OC Human Relations, a nonprofit agency that strives "to foster mutual understanding among residents and eliminate prejudice, intolerance and discrimination,” is a driving force behind Las Palmas' transformation.
Agency staffers started walking the Las Palmas neighborhood four years ago, asking residents what they were concerned about and what they felt their community needed, said Alison Edwards, the group's deputy director.
According to demographic research by St. Joseph Health System, the neighborhood around and is among the poorest in San Clemente. After a showed district residents lacked everything from transportation to health insurance, the hospital company granted roughly $60,000 to OC Human Relations help bring Las Palmas into the fold.
Most of the several dozen families in the neighborhood come from El Bajio de Donillas in the central Mexican state of Guanajuato. Many are first-generation Mexican Americans or Mexican immigrants, Velasquez said. But unlike other immigrant communities, a lot of the families in Las Palmas have lived in the neighborhood for nearly 40 years, she said.
However, the longtime roots didn't necessarily translate into a sense of belonging. Many Las Palmas residents felt isolated from the rest of the city, she said.
In 2008, the Orange County District Attorney persuaded a judge to slap a gang injunction on parts of San Juan Capistrano and San Clemente, including Las Palmas, meaning certain people identified as gang members couldn’t be seen together or wear certain colors without facing police sanction.
Some civil rights advocates had problems with the rules at the time, but in a larger, emotional sense, the injunction was official confirmation of the isolation Las Palmas felt, surrounded by the wealth and privilege of so many in San Clemente, Velasquez said.

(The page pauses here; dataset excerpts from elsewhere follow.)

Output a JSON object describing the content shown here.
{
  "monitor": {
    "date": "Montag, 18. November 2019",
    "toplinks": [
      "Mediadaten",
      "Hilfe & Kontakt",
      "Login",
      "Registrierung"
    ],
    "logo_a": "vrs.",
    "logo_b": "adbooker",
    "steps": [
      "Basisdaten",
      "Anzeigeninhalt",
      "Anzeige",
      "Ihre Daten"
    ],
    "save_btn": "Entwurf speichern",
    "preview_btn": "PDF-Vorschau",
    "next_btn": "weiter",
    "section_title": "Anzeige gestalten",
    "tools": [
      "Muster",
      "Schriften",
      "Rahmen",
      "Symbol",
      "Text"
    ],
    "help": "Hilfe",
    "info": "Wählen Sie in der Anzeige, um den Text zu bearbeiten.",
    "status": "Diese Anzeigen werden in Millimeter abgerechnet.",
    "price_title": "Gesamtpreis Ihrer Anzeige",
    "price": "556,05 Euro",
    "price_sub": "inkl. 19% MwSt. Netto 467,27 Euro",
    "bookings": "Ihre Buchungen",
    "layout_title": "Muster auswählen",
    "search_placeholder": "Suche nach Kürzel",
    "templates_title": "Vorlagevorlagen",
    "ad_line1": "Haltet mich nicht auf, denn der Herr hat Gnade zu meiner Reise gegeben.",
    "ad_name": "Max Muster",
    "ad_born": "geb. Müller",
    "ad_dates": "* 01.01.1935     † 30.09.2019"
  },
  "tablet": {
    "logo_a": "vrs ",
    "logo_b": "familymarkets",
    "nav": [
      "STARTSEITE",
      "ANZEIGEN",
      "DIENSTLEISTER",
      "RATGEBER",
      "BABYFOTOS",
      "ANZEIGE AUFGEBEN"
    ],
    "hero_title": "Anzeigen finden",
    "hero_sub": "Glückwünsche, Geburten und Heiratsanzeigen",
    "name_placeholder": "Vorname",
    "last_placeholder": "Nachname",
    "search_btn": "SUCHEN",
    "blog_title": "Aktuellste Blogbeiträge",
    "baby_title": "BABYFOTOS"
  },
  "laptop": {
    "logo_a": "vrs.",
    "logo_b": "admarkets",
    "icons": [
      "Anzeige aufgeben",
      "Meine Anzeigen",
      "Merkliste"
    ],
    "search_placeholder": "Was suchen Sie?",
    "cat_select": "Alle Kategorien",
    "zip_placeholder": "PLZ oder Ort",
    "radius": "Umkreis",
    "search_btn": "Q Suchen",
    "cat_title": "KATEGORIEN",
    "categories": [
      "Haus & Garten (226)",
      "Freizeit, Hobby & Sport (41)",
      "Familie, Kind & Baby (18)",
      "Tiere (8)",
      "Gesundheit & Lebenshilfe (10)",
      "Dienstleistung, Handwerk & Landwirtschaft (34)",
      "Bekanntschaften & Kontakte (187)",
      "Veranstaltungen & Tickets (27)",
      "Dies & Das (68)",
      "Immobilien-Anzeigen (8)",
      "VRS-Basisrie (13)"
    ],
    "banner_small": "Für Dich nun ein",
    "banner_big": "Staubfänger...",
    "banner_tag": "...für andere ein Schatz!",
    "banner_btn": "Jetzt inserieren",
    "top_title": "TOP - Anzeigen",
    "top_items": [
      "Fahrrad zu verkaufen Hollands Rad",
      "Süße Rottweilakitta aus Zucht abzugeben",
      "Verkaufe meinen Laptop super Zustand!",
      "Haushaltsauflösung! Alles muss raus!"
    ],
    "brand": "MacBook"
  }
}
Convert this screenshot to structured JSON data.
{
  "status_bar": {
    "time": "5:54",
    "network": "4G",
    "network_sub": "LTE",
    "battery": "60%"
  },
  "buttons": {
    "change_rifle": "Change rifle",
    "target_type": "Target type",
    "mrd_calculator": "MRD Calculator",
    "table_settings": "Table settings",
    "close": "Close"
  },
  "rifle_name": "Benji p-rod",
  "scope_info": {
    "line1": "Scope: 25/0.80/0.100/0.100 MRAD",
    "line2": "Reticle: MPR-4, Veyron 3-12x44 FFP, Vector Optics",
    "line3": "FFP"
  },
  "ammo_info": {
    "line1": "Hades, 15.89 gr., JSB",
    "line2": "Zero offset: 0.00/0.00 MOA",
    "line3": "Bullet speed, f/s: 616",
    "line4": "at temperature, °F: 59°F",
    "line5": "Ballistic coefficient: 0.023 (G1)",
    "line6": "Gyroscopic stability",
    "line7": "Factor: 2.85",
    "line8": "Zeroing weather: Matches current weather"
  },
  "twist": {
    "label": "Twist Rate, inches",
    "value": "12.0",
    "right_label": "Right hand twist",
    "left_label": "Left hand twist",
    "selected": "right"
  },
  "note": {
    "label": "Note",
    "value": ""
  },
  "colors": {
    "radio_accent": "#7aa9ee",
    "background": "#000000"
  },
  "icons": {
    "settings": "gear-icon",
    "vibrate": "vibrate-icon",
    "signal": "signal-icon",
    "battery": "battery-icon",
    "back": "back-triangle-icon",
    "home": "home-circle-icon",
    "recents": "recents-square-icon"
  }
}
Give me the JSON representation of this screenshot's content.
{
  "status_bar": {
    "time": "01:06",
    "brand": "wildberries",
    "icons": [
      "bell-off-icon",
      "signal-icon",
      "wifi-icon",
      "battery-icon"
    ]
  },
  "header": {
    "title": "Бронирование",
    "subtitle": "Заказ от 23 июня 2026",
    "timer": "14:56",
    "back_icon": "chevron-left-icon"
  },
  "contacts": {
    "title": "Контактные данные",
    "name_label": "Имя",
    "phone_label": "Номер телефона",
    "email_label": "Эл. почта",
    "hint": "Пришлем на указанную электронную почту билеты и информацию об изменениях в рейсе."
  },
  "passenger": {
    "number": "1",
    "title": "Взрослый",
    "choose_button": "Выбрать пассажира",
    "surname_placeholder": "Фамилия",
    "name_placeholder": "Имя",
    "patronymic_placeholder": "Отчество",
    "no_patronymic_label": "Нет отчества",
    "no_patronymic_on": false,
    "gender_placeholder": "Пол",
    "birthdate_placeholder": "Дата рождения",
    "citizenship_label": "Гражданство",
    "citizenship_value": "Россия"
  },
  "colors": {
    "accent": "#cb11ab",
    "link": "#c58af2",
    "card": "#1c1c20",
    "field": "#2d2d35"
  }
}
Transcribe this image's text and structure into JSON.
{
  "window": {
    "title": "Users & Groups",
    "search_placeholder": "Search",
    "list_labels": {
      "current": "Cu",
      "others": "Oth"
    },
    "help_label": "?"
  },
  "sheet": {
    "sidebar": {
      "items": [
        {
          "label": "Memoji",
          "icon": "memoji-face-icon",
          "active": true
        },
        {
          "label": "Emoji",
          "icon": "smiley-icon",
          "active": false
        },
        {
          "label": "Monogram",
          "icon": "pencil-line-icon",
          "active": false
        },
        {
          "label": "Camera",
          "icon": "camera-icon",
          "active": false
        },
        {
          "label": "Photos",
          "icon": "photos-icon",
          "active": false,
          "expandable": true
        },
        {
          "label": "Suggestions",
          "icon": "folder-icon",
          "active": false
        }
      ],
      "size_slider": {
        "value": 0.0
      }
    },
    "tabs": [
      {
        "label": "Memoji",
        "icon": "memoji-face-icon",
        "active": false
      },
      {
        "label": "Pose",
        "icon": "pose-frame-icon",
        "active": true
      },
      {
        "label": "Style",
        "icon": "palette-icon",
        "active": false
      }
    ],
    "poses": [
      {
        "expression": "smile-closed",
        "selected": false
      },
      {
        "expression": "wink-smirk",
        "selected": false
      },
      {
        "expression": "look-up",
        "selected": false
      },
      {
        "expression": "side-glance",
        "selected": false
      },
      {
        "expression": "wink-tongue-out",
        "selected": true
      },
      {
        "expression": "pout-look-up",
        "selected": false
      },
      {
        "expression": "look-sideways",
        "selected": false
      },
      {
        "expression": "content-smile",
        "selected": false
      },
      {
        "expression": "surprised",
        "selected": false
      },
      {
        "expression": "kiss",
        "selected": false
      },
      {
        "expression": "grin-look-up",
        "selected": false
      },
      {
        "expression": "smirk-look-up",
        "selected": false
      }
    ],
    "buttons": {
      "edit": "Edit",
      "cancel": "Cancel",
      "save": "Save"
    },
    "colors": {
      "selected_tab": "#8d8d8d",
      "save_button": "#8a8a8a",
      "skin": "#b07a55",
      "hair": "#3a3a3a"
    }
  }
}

At school, kids segregated themselves. Las Palmas middle schoolers who attended or told Velasquez they faced ridicule from other students. They lacked the snazzy clothes and iPods of other kids. Each of the half dozen sixth- and seventh-graders who joined Velasquez’s youth group two years ago—called La Esperanza, meaning “hope”—was failing at least two classes.
“Every single one of them in the group said they did not feel like they were an American,” Velasquez said.
As such attitudes began shifting, involvement increased, at school and beyond.
Residents in the neighborhood have since successfully lobbied the City Council for cash to fix sidewalks and add pedestrian traffic improvements to make the route to Las Palmas Elementary safer.
They also formed a Las Palmas leadership council, exercise groups and tutoring programs. And they managed to get neighborhood kids access to the for $1 swimming lessons.
Maybe most importantly, many residents have started calling police when they need help, instead of being intimidated into silence by the small number of gang members in the area, Edwards said.
Neighborhood volunteers also joined the San Clemente Collaborative, a citywide group of officials and residents organized in part to institutionalize positive changes in the Las Palmas neighborhood.
The Esperanza youth group has doubled in size and the sidewalk engineering plans are headed for a vote by the city’s Planning Commission, Velasquez said.
In the meantime, Las Palmas residents are sizing up the competition for when their football boys play the second game of the season against Fountain Valley on Thursday.